Distracted driving is any activity that could divert a person’s attention away from the primary task of driving. Common driving distractions include texting, talking on a cellphone, eating or drinking, applying makeup, or anything else that could potentially divert a driver’s attention away from the road.
CHP officers, from April 1 to April 5, issued 81 citations for distracted driving in the Antelope Valley, according to Officer Gil Hernandez.
Local reporters were invited on a 45-minute ride-a-long Tuesday morning as Hernandez focused on educating the public on the dangers of distracted driving.

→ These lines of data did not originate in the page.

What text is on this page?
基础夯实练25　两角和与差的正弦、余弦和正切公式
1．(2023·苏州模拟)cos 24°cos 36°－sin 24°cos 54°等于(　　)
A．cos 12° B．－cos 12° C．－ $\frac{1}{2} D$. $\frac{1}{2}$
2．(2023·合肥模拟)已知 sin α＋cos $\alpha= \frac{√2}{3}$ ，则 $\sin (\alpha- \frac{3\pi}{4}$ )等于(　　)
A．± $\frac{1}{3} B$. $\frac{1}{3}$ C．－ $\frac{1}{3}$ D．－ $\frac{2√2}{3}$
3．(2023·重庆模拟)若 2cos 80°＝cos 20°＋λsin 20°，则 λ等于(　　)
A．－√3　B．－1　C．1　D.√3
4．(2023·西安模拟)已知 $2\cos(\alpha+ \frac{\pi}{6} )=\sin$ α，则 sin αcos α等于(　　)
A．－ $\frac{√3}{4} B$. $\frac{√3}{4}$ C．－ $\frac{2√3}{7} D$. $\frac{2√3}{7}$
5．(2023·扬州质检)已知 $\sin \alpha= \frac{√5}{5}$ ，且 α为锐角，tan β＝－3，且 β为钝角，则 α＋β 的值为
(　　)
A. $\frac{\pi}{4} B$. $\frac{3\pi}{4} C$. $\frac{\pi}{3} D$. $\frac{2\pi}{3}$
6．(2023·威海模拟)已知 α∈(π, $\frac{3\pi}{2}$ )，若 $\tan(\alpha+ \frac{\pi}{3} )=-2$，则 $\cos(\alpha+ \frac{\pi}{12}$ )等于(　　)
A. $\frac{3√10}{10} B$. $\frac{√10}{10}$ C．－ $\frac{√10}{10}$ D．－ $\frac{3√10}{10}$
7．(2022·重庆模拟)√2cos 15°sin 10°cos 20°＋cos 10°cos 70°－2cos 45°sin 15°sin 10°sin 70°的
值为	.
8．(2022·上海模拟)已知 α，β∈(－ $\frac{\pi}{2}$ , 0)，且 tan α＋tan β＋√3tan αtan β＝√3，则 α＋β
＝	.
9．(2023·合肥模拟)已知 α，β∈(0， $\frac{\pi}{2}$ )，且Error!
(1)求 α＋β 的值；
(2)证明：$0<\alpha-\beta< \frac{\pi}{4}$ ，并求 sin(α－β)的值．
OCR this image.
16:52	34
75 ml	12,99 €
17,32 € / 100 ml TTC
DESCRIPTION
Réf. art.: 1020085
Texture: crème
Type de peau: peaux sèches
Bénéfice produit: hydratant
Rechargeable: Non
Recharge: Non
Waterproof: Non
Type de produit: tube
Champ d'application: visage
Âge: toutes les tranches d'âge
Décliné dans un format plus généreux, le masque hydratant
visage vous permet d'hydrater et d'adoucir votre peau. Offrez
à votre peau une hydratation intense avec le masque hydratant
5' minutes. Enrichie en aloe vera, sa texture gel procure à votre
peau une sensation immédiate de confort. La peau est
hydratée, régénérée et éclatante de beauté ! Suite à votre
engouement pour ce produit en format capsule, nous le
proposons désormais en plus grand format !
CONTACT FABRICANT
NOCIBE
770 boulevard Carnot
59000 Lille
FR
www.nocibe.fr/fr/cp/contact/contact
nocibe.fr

Minutes into the operation, a bold motorist drove past the Antelope Valley CHP Office with his mobile phone in hand at chest level. The driver was pulled over on Avenue I, just west of 17th Street West, for violating the hands-free cellphone law.
“Drivers believe that it’s okay for them to be on speaker phone, and that is not the case because that is still a violation,” Hernandez said. “The law says the phone should be hands-free. At no point in time should your hands be holding your cellphone.”
A driver can also be cited for distracted driving if caught handling a cellphone while stopped at a red light, “because the vehicle is still considered in motion,” Hernandez said.
Another motorist was pulled over Tuesday morning after he was spotted holding a cellphone up to his ear while driving south on 15th Street West, approaching Columbia Way (Avenue M).
“I think that people talking on a cellphone when they’re driving is a bad thing,” the motorist said. “I was on a dirt road going 2 miles an hour… I did not anticipate that being an issue and I set the phone down as I got ready to pull out onto the paved streets.”
Two other CHP units Tuesday morning conducted a local enforcement operation that focused on distracted teen drivers, Hernandez said. Eight citations were issued during that operation, six of them for distracted driving, according to Hernandez.
“Distracted driving [enforcement] for the Highway Patrol here in California is not only the month of April. We have a yearlong emphasis on distracted driving in an effort to save people’s lives and prevent crashes,” Hernandez said.
The California Office of Traffic Safety has adopted the message of “Silence the Distraction” in new public service announcements aimed at getting drivers to turn off cellphones while driving so they will not be tempted.
In 2013, more than 426,000 citations were issued in California for distracted driving, and 57,000 of those citations were issued during National Distracted Driving Awareness Month in April, Hernandez said. Fifty people were killed and nearly 4,000 people were injured in 2013 in California as a result of driver distraction, according to the California Highway Patrol. In the average time it takes to send a text message – less than 5 seconds – a car traveling 60 mph will travel the length of a football field, Hernandez said.